Sharon Shinn, Troubled Waters
In this traditional fantasy novel, protagonist Zoe Ardelay is plucked from obscurity to become the king’s fifth wife, but she escapes that fate, only to discover unsuspected magical powers that grant her a place at court in her own right. She navigates palace intrigues, contemplates her future role in the court, and tries hard not to fall in love with royal advisor Darien Serlast. This book is not particularly groundbreaking, but I really enjoyed it! The magical system, based on keeping the balance between five elements, is creative and informs the world of the novel in interesting ways. Zoe is likable, though sometimes a bit too impulsive, and Darien is a hero after my own heart. Overall, I liked this one a lot and have already checked out the next book in the series, Royal Airs, from my library!
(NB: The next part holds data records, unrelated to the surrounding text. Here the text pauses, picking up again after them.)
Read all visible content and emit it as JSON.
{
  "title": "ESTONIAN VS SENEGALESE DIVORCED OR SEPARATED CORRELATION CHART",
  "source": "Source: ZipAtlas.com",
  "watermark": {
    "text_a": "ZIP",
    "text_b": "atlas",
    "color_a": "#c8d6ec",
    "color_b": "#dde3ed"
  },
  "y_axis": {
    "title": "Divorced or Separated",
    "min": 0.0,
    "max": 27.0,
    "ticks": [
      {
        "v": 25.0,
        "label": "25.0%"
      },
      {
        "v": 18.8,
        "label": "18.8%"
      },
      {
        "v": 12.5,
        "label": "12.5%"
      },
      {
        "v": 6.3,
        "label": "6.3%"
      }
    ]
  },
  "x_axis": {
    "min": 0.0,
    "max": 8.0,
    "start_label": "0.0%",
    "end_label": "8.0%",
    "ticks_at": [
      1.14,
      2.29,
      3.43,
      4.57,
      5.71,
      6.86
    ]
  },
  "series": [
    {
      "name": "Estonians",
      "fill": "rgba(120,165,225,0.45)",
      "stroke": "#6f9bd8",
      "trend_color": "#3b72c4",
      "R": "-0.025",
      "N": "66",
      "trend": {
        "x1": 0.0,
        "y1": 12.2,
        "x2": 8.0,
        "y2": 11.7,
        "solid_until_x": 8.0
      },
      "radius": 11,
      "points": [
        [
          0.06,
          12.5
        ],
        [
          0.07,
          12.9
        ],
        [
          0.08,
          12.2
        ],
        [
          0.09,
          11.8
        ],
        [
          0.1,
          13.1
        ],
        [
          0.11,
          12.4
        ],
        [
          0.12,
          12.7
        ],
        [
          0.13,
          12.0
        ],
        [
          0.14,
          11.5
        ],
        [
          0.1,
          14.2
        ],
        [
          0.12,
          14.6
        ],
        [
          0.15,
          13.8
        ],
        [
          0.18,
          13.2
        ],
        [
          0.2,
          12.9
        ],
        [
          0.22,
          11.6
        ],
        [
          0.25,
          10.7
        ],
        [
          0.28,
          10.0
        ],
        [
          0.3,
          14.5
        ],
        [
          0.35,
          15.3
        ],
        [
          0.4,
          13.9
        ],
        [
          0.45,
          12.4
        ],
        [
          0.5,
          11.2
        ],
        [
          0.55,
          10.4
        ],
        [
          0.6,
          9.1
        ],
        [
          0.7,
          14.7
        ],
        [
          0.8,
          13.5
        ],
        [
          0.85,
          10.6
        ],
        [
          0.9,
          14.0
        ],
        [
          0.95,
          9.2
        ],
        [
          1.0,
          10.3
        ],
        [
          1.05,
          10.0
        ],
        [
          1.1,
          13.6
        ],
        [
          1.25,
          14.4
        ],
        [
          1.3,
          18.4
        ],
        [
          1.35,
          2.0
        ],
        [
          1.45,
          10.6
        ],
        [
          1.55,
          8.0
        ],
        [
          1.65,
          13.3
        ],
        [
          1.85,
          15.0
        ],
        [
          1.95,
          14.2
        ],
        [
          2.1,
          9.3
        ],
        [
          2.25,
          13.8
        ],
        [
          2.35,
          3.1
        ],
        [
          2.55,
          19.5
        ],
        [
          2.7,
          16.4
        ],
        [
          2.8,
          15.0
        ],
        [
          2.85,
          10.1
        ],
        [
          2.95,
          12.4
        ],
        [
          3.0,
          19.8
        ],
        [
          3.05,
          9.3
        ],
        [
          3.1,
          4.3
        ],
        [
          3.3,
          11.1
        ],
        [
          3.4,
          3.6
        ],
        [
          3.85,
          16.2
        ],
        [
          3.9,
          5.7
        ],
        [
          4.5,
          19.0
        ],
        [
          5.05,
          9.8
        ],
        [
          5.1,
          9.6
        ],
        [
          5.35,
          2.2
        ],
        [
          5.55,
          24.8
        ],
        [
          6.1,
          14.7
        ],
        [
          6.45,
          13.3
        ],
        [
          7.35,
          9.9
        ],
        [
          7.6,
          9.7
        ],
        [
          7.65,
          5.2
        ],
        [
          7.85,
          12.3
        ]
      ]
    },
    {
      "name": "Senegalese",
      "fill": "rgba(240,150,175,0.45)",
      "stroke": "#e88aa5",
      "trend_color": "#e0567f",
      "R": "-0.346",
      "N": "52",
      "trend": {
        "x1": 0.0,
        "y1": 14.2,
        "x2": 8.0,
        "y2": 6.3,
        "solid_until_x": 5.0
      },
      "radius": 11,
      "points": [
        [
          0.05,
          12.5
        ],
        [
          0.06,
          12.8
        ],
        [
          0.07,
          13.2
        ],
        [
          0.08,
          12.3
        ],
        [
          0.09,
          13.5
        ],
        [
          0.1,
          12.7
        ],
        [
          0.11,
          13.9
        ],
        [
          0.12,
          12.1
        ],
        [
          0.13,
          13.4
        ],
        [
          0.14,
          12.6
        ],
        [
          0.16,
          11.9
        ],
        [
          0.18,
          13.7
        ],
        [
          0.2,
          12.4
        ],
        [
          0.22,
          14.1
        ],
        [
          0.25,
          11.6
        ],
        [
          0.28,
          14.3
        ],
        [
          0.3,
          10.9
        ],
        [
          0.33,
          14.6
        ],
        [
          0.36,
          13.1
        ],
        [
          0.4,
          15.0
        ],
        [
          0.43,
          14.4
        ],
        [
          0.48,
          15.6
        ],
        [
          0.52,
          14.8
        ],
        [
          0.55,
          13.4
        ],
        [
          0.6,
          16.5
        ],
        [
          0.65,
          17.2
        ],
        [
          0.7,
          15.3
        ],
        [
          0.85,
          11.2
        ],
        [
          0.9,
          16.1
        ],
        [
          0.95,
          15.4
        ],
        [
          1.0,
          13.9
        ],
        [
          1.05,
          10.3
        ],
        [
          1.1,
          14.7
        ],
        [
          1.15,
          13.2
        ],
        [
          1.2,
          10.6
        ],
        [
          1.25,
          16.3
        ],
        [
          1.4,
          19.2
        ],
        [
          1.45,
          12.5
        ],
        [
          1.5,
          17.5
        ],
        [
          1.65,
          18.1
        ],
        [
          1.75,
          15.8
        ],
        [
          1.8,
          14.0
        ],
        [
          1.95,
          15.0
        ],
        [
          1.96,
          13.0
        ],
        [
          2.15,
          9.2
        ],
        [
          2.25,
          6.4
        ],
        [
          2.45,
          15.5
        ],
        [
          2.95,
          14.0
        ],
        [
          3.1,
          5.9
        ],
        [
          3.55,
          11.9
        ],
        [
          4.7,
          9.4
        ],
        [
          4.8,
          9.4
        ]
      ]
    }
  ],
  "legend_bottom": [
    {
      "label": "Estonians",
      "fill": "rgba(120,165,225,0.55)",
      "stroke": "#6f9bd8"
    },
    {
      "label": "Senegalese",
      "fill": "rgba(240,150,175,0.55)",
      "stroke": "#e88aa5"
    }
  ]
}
Robert Barnard, Corpse in a Gilded Cage
In this 1980s take on the English country house mystery, working-class Percy Spender has unexpectedly inherited an earldom and a grand estate. He and his wife just want to sell the place and go back to their regular lives, but their children — not to mention the family lawyer — have other ideas. Then Percy is murdered, and with multiple wills cropping up, it seems the investigation will hinge on who actually inherits the fortune. I wasn’t in the mood for this book when I picked it up, but I thought it would at least be a quick read that I could get off my TBR shelves. However, it actually won me over with its humor and satire of the British class system, not to mention this delightful allusion: “Dixie’s voice warbled from bass to soprano, replete with all the outraged disbelief of Lady Bracknell at her most handbageous.” So I think I need to keep the book now! I’d definitely recommend it to fans of this type of mystery.
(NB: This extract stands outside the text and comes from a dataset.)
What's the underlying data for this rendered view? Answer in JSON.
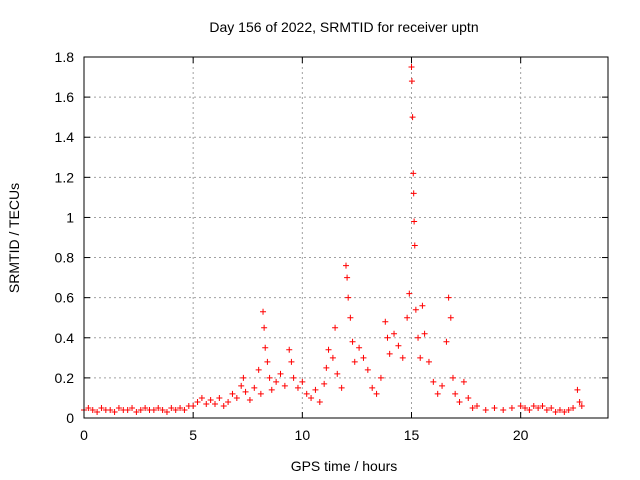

Annika Martin, Just Not That into Billionaires
Nine years ago, outgoing ballet dancer Francine had a crush on her co-worker, socially awkward but technologically brilliant Benny. She thought he didn’t feel the same way, but after one drunken night, they got married in Vegas. Feeling ashamed the morning after (she’d tried to sleep with him and he’d refused), Francine left town, and she hasn’t talked to Benny since. Now she needs a divorce, but Benny unexpectedly refuses; instead, he insists that she pose as his loving wife, since he’s now a wildly successful billionaire whose personal life is being scrutinized by the press. Despite this ridiculous plot, this book completely sucked me in. Something about the chemistry between Francine and Benny, and their complementary weirdness, and Benny’s endearing awkwardness, really worked for me! However, I also think some people will find Benny an irredeemable jerk, which I completely understand! So this book won’t be for everyone, but I liked it and may try more by this author.